Group Support and Input Needed: Hi, please post: I need - TopicsExpress



          

Group Support and Input Needed: Hi, please post: I need post-mediation pixie dust and hugs. I went into our meeting yesterday with little, but not no, hope. I even wrote omb on my wrist. I believed that with the help of a mediator who is supposed to be the best and my attorney, that somehow we could get through some of the stuff. My point was that if we could set up some communication and decision making ground rules, then we could get through all of the other stuff. It seemed really doable and reasonable. I know - silly me.
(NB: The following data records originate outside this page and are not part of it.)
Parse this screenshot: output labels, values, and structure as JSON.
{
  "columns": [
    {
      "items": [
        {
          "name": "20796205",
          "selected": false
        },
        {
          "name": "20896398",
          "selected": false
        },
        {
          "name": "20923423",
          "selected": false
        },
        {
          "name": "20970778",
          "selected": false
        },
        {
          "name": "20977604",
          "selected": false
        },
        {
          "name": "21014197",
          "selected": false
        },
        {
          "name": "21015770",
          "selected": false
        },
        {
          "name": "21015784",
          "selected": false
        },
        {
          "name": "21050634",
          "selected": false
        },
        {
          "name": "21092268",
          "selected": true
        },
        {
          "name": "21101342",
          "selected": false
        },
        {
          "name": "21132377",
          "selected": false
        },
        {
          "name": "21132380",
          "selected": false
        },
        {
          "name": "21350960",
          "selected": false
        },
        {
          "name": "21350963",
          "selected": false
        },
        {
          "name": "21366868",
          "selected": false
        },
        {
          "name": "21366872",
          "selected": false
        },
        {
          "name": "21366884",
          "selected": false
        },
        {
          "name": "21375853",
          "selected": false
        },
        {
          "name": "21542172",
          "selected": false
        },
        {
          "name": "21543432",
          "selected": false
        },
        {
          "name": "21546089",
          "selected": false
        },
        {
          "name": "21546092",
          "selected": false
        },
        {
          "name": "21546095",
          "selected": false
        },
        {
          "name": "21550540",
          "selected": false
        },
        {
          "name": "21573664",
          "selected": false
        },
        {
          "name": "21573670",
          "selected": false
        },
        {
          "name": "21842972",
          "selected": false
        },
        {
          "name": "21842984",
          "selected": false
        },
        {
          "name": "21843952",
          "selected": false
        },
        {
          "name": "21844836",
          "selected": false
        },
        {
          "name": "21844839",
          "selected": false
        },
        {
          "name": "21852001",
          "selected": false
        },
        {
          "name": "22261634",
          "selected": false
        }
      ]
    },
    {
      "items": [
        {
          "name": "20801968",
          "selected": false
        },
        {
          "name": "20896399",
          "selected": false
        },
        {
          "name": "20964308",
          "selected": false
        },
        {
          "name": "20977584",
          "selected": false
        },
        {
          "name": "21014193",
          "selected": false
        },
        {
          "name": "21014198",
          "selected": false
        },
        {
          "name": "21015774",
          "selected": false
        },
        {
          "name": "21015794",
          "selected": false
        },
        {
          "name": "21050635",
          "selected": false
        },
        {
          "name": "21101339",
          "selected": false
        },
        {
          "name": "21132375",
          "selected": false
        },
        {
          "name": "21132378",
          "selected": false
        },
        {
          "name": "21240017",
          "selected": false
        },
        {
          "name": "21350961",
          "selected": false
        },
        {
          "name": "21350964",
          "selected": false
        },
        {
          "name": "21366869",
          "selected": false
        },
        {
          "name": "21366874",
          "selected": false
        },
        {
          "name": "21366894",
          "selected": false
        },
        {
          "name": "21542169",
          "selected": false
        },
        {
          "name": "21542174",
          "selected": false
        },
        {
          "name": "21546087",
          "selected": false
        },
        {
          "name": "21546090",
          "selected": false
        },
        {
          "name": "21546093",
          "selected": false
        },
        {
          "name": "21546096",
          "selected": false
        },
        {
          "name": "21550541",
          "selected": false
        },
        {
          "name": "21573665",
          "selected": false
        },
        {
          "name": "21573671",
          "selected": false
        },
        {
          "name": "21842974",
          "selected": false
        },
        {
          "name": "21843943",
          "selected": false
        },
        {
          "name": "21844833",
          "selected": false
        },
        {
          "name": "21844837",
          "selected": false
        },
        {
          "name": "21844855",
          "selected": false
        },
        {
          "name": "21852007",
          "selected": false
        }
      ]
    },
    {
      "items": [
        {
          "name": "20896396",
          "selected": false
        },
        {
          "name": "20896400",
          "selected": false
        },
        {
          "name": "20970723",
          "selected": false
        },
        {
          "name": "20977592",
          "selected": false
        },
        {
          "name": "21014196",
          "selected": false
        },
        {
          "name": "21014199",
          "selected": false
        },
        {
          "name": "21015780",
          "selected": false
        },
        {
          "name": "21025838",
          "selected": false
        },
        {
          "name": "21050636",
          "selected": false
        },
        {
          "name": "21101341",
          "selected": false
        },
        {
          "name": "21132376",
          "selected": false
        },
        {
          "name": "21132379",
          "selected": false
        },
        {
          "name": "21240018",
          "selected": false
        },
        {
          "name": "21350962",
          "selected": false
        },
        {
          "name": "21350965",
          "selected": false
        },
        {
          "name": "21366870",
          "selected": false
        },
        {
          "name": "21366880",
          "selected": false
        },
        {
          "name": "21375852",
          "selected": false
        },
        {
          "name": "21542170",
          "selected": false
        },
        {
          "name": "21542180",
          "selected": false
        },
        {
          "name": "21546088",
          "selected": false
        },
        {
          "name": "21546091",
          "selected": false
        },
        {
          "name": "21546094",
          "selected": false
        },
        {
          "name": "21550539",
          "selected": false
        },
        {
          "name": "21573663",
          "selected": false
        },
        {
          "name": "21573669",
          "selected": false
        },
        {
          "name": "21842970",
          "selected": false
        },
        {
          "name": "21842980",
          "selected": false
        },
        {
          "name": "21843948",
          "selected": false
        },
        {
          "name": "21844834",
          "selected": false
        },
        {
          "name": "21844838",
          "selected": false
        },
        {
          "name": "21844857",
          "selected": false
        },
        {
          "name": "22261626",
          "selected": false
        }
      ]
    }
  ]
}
It was so much worse than I could have imagined - the blame and the lies and his refusal to budge on anything and then his twisting of everything and the mediator seemed to actually buy some of it. I felt like I was being physically beaten up. My attorney jumped in a few times, but even he was unaware of some of the bullshit that was coming out of my exs mouth so didnt always know to interfere. The mediator wouldnt let us argue which is probably a good policy, but I felt like my exN could say whatever he wanted and if I tried to defend myself, then I got in trouble for arguing. Basically nothing came of it except for my trauma and the promise of court. And a huge rude awakening. I thought that I understood who and what I was dealing with and that I understood fear. But I knew nothing. I feel like I was stripped of all innocence yesterday and have now been faced with the harsh reality of true cruelty. His venom and insanity is so much greater than I ever realized and my fear and vulnerability is paralyzing. It feels like 18 years of abuse from this man was replayed in 4 hours in a small room all over again. And this morning I have to go to a wrestling meet for the kids where he will surely be. Thank you for letting me vent. I am just so raw and hopeless today.